Herrmann began working in the plant of Good Humor and the relations between the respective parties, their employees and associates were then on a basis of mutual cordiality. Later developments resulted in litigation between the parties in other tribunals respecting certain conveyors and services which appellant's firm had furnished to Good Humor. The latter paid $1,500 for whatever service and equipment had been supplied by the former.
During the prosecution of the interference in 1950 the witnesses of each of the respective parties sufficiently corroborated their testimony in regard to the transactions of early 1948. Documentary and physical exhibits were likewise involved. Such a situation requires careful scrutiny of the evidence bearing in mind the tendency of witnesses, granting them to be of the highest character, to confuse knowledge acquired subsequent to an event with that acquired at the time the event occurred. Deering v. Winona Harvester Works, 155 U.S. 286, 15 S.Ct. 118, 39 L.Ed. 153; Langevin v. Nicolson, 110 F.2d 687, 27 C.C.P.A., Patents, 1022.

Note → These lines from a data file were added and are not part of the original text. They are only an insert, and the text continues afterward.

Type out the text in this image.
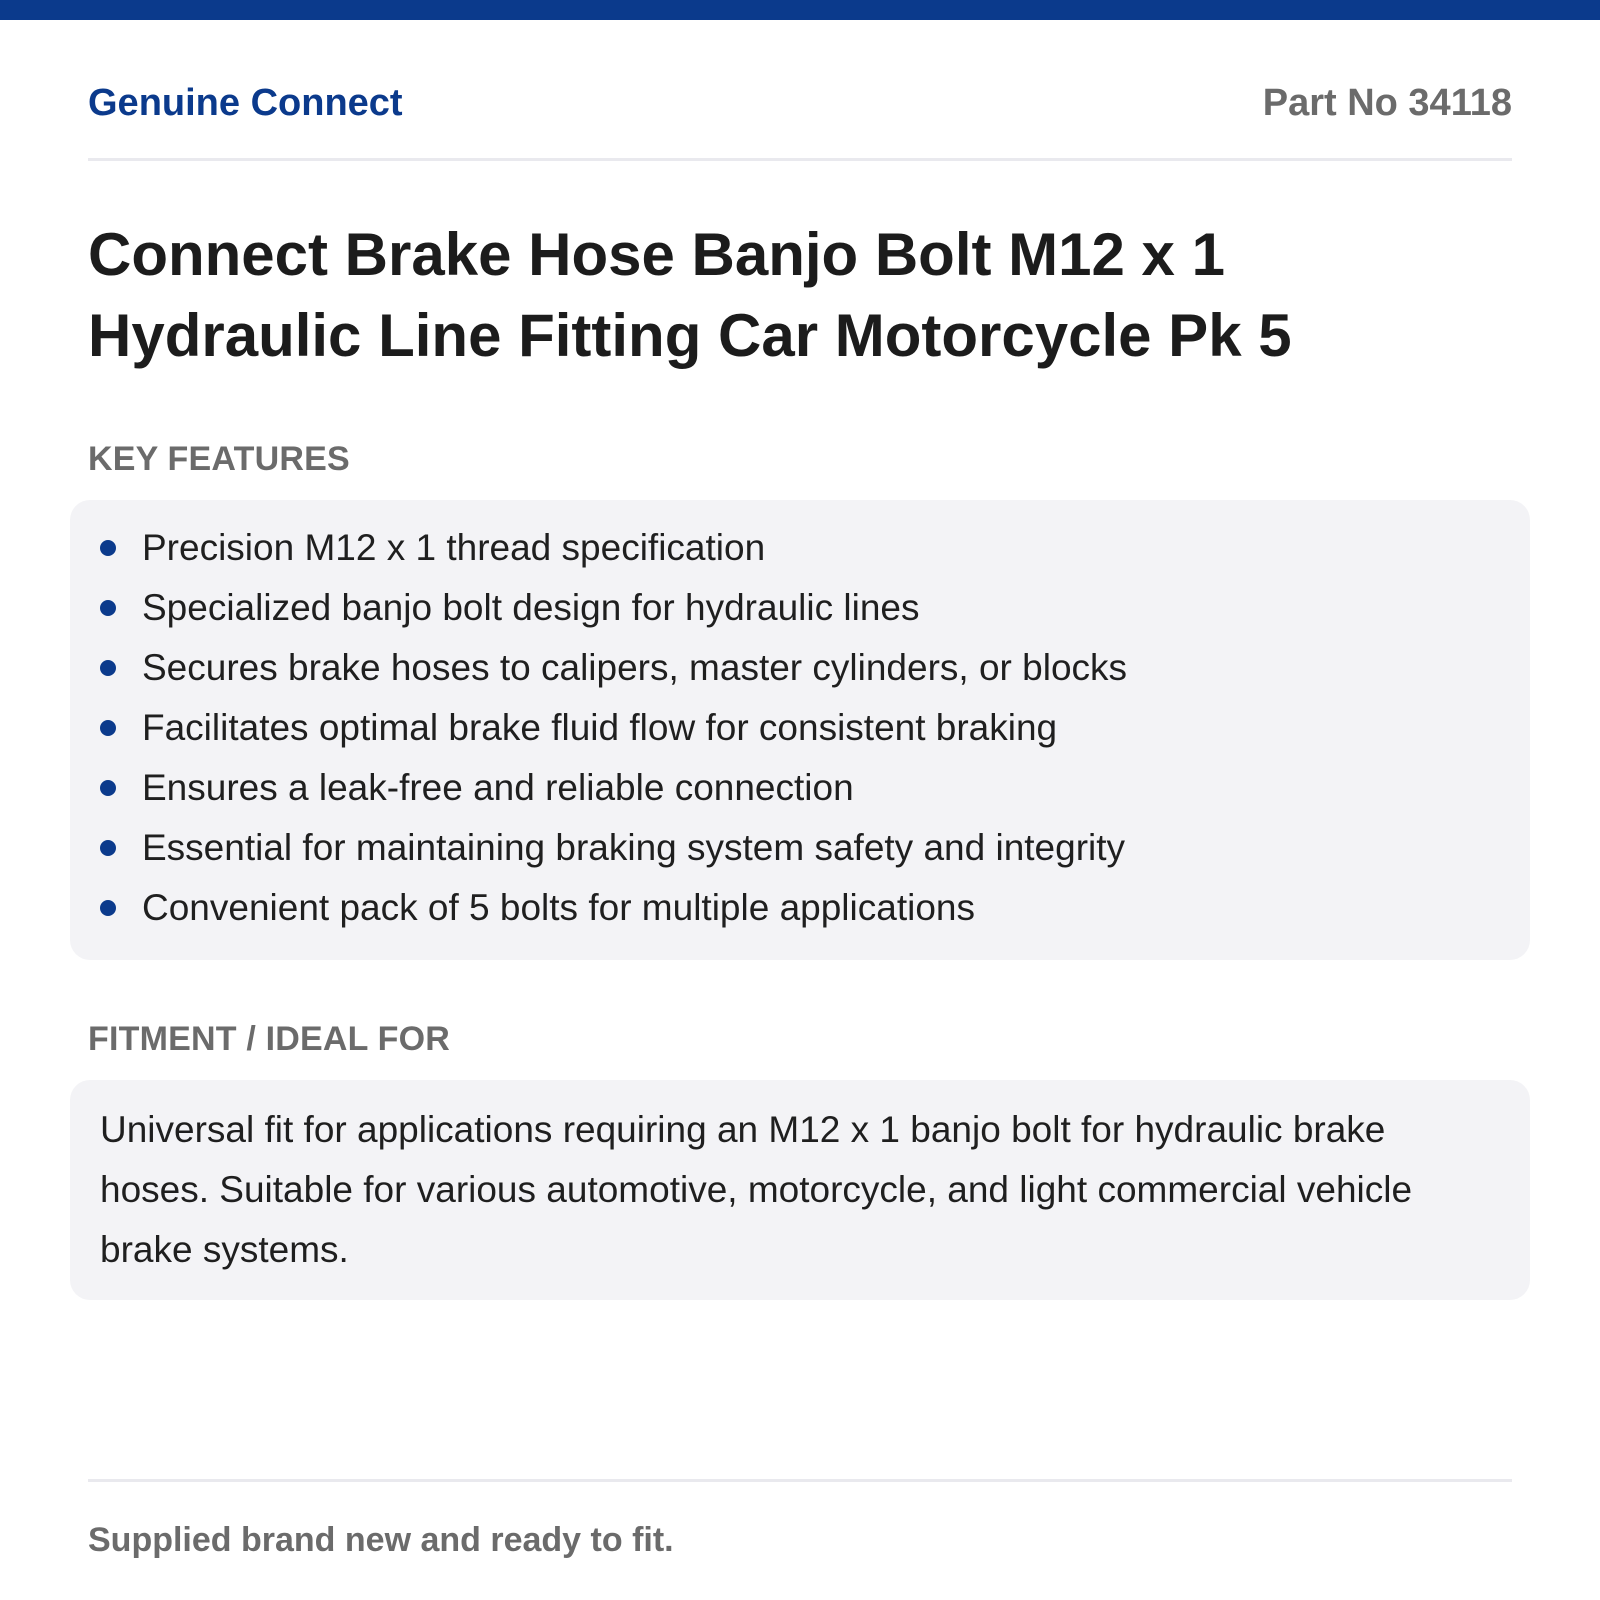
Genuine Connect	Part No 34118
Connect Brake Hose Banjo Bolt M12 x 1 Hydraulic Line Fitting Car Motorcycle Pk 5
KEY FEATURES
Precision M12 x 1 thread specification
Specialized banjo bolt design for hydraulic lines
Secures brake hoses to calipers, master cylinders, or blocks
Facilitates optimal brake fluid flow for consistent braking
Ensures a leak-free and reliable connection
Essential for maintaining braking system safety and integrity
Convenient pack of 5 bolts for multiple applications
FITMENT / IDEAL FOR

Universal fit for applications requiring an M12 x 1 banjo bolt for hydraulic brake hoses. Suitable for various automotive, motorcycle, and light commercial vehicle brake systems.

Supplied brand new and ready to fit.
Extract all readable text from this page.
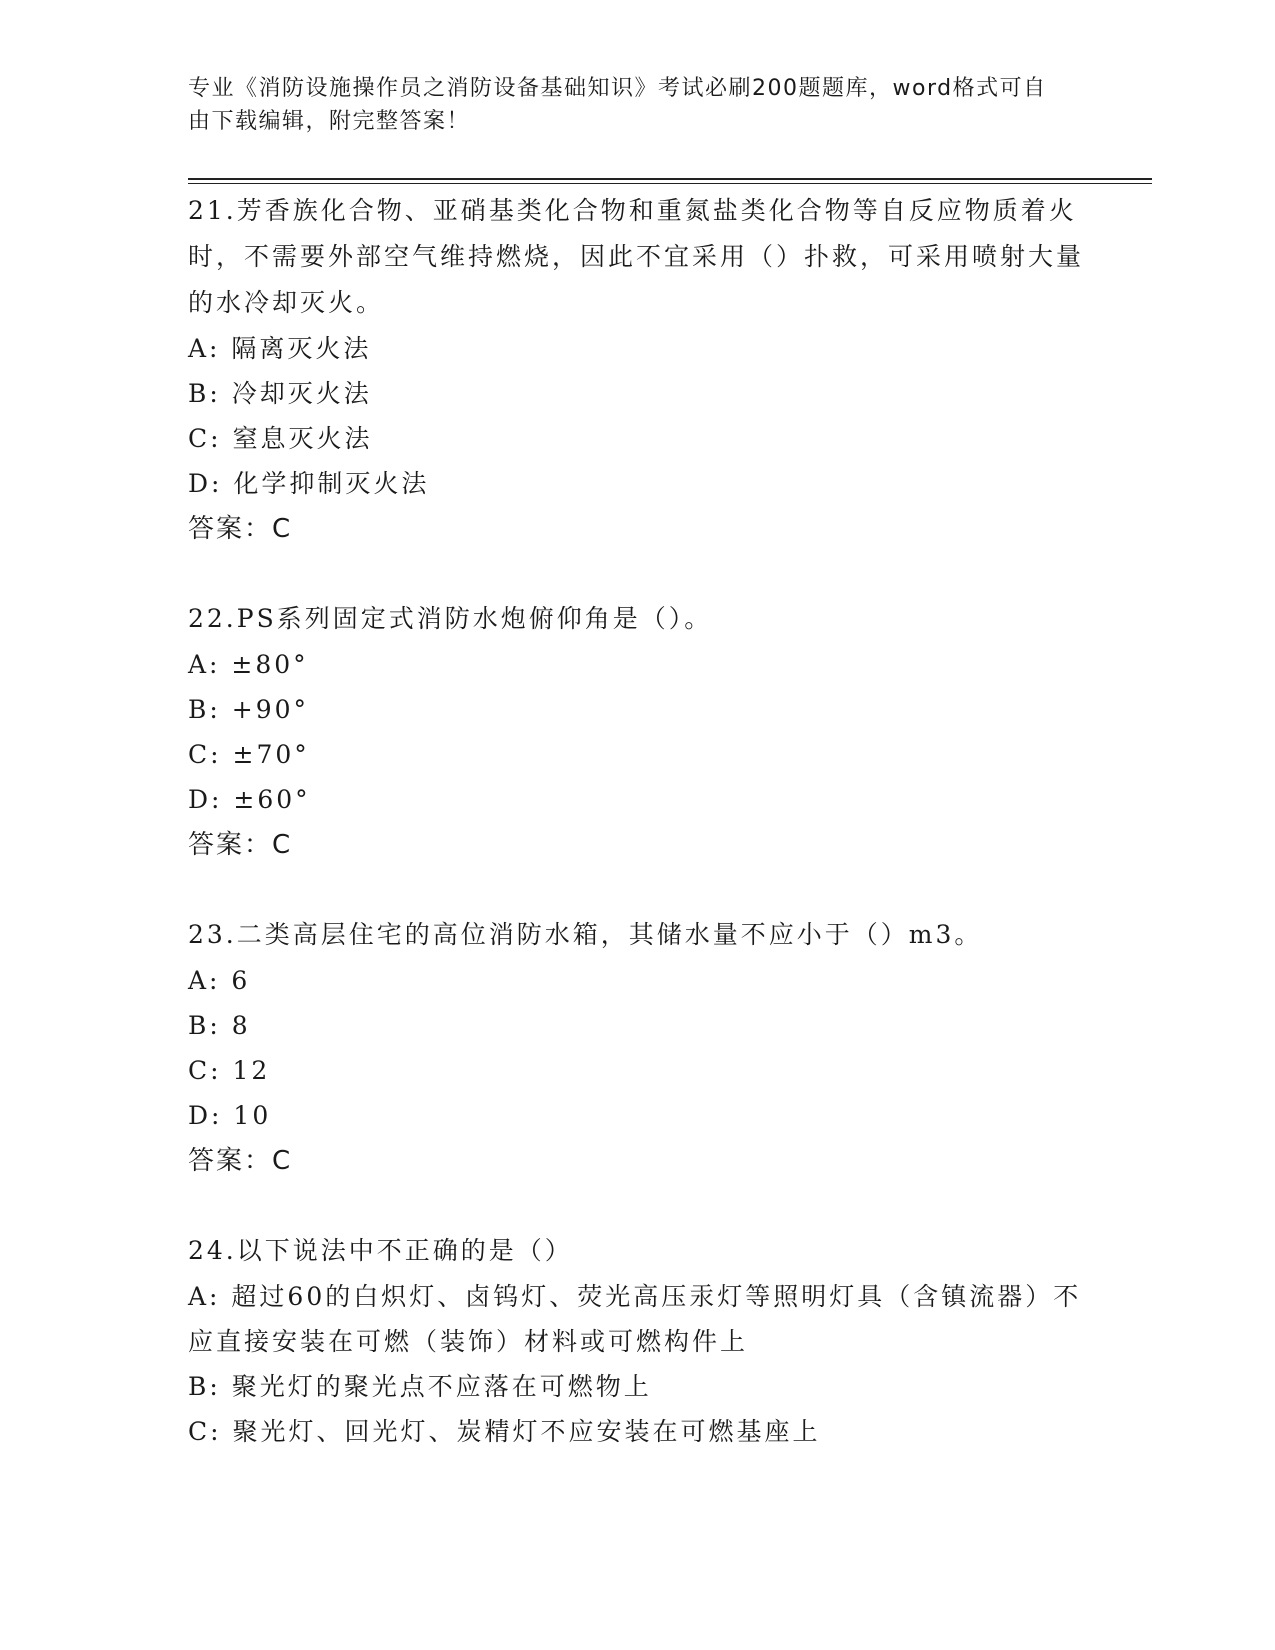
专业《消防设施操作员之消防设备基础知识》考试必刷200题题库，word格式可自由下载编辑，附完整答案！

21.芳香族化合物、亚硝基类化合物和重氮盐类化合物等自反应物质着火时，不需要外部空气维持燃烧，因此不宜采用（）扑救，可采用喷射大量的水冷却灭火。

A: 隔离灭火法

B: 冷却灭火法

C: 窒息灭火法

D: 化学抑制灭火法

答案：C

22.PS系列固定式消防水炮俯仰角是（）。

A: ±80°

B: +90°

C: ±70°

D: ±60°

答案：C

23.二类高层住宅的高位消防水箱，其储水量不应小于（）m3。

A: 6

B: 8

C: 12

D: 10

答案：C

24.以下说法中不正确的是（）

A: 超过60的白炽灯、卤钨灯、荧光高压汞灯等照明灯具（含镇流器）不应直接安装在可燃（装饰）材料或可燃构件上

B: 聚光灯的聚光点不应落在可燃物上

C: 聚光灯、回光灯、炭精灯不应安装在可燃基座上
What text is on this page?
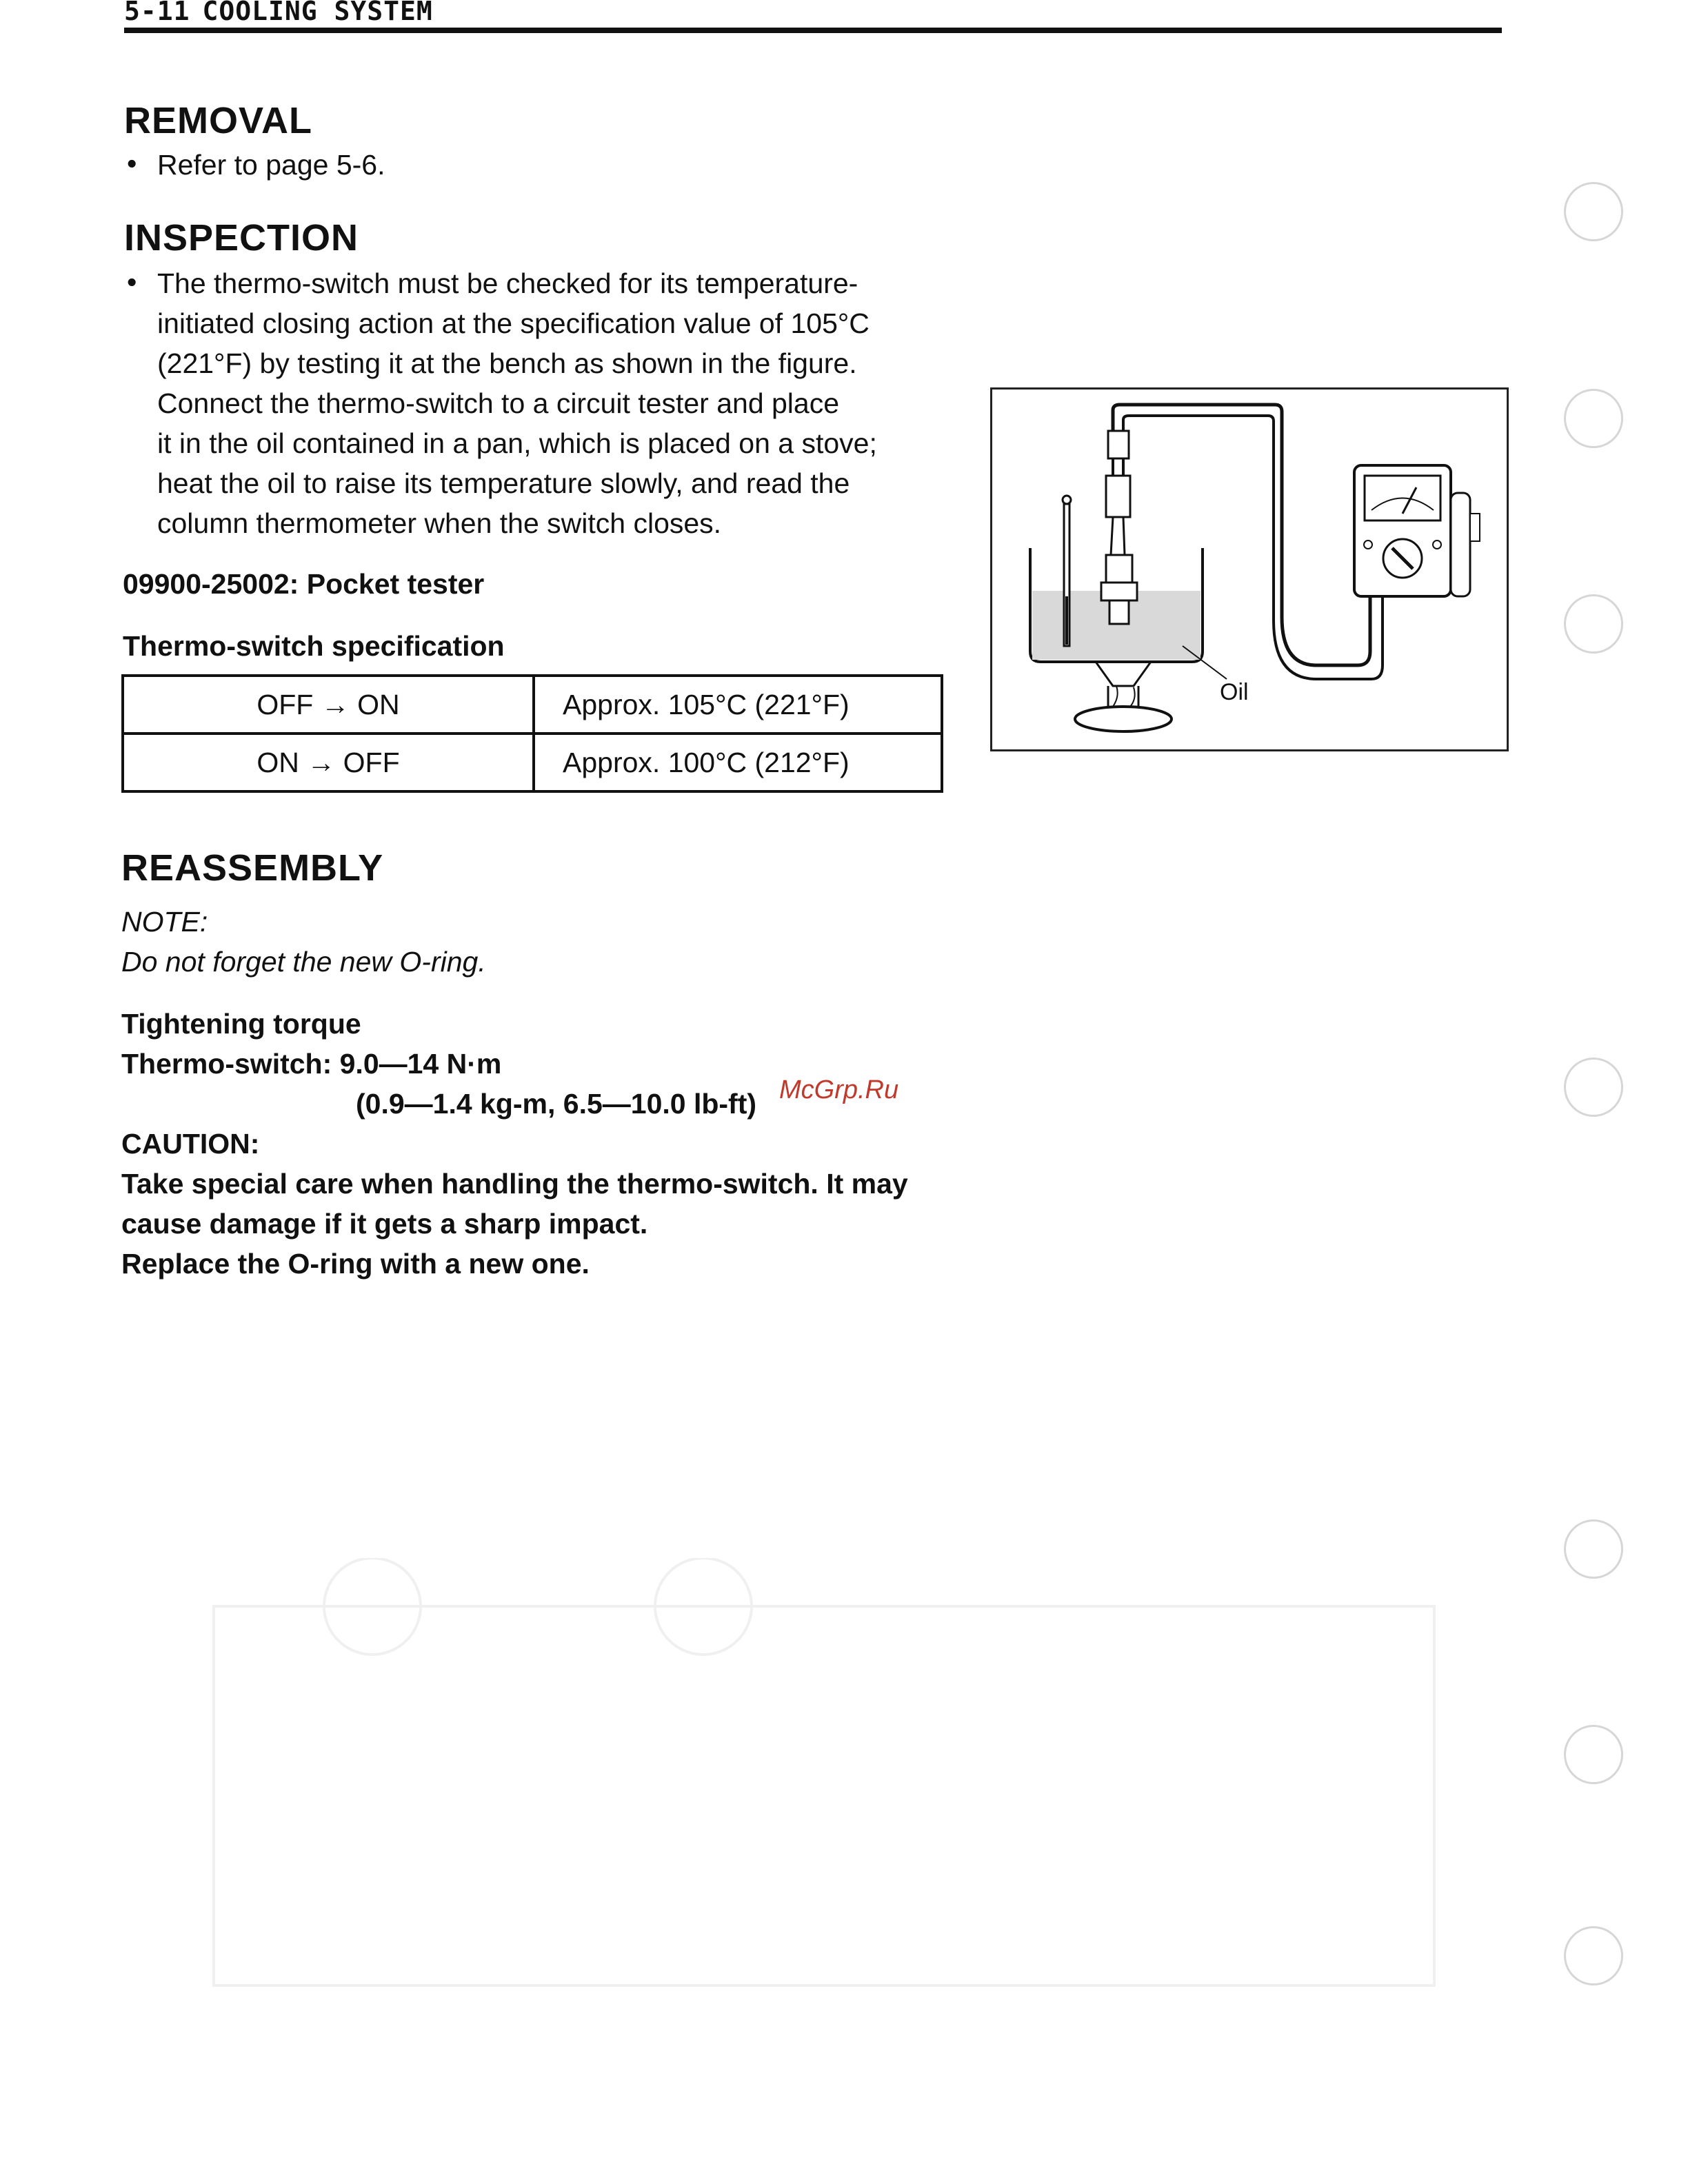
5-11 COOLING SYSTEM
REMOVAL
• Refer to page 5-6.
INSPECTION
• The thermo-switch must be checked for its temperature-
initiated closing action at the specification value of 105°C
(221°F) by testing it at the bench as shown in the figure.
Connect the thermo-switch to a circuit tester and place
it in the oil contained in a pan, which is placed on a stove;
heat the oil to raise its temperature slowly, and read the
column thermometer when the switch closes.
09900-25002: Pocket tester
Thermo-switch specification
OFF → ON	Approx. 105°C (221°F)
ON → OFF	Approx. 100°C (212°F)
Oil
REASSEMBLY
NOTE:
Do not forget the new O-ring.
Tightening torque
Thermo-switch: 9.0—14 N·m
(0.9—1.4 kg-m, 6.5—10.0 lb-ft)
CAUTION:
Take special care when handling the thermo-switch. It may
cause damage if it gets a sharp impact.
Replace the O-ring with a new one.
McGrp.Ru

Otken makes the following pertinent statement on the point under discussion:
"Otken's automatic controls were on all factory operating machines, during April and May 1948 as installed by Gutherman, the electrician, at the factory, and long before Herrmann's filing date of June 4, 1948. They were in use before drawings were even made later for purposes of his patent application. It is noteworthy as regards the above references to the record that Herrmann before his deposition personally heard Otken's testimony of the `rapid stopping action' of the motor * * *."
In any event, Herrmann contends he built or suggested every essential element of the apparatus of the invention. The board, however, held that it was not Herrmann but Otken who "intellectually dominated the situation":
"That this is the correct conclusion is further borne out by the fact that although Herrmann had a Good Humor brake motor with its built-in proper speed-reducing gear in his shop, he suggested a ring gear for reducing the speed of a motor equipped with a magnetic brake. Herrmann also testified that the drum could be tipped to control the direction of the falling granules, yet the supporting stand, when delivered contained no adjustable means for controlling its tilt. This adjustable means was added later by Good Humor. If this idea was suggested by Herrmann, it would seem that he would have had the adjusting means on the supporting stand when it was delivered."
The board in its long and carefully prepared opinion further analyzed and evaluated all of the contentions of the parties and the sharply contested evidence upon which they relied to support their arguments. We have carefully considered the same, together with the facts and circumstances surrounding the involved transaction, and concur in the following conclusion which constitutes the basis of the award of priority to the party Otken:
"For the foregoing reasons we are of the opinion and therefore so hold that there was an intermingling of ideas between Herrmann and Otken at the conference on February 9, 1948; and, for the reason that we have assumed Herrmann's adduced evidence correctly records the events, it may appear that Herrmann was the first to suggest the rotary drum with interior deflecting blades but it was Otken, with his superior knowledge with respect to ice cream confections, who finally determined which suggested idea would in all probability prove successful, and it was he who supervised the reduction to practice, and from his knowledge, made proper suggestions which changed the results of the tests from defeat into a successfully operating machine; Otken, therefore, will be awarded priority of the subject matter here in issue."
It is deemed unnecessary in view of the conclusion hereinbefore expressed, to state and discuss other points raised by counsel for the respective parties. The decision of the Board of Interference Examiners is accordingly affirmed.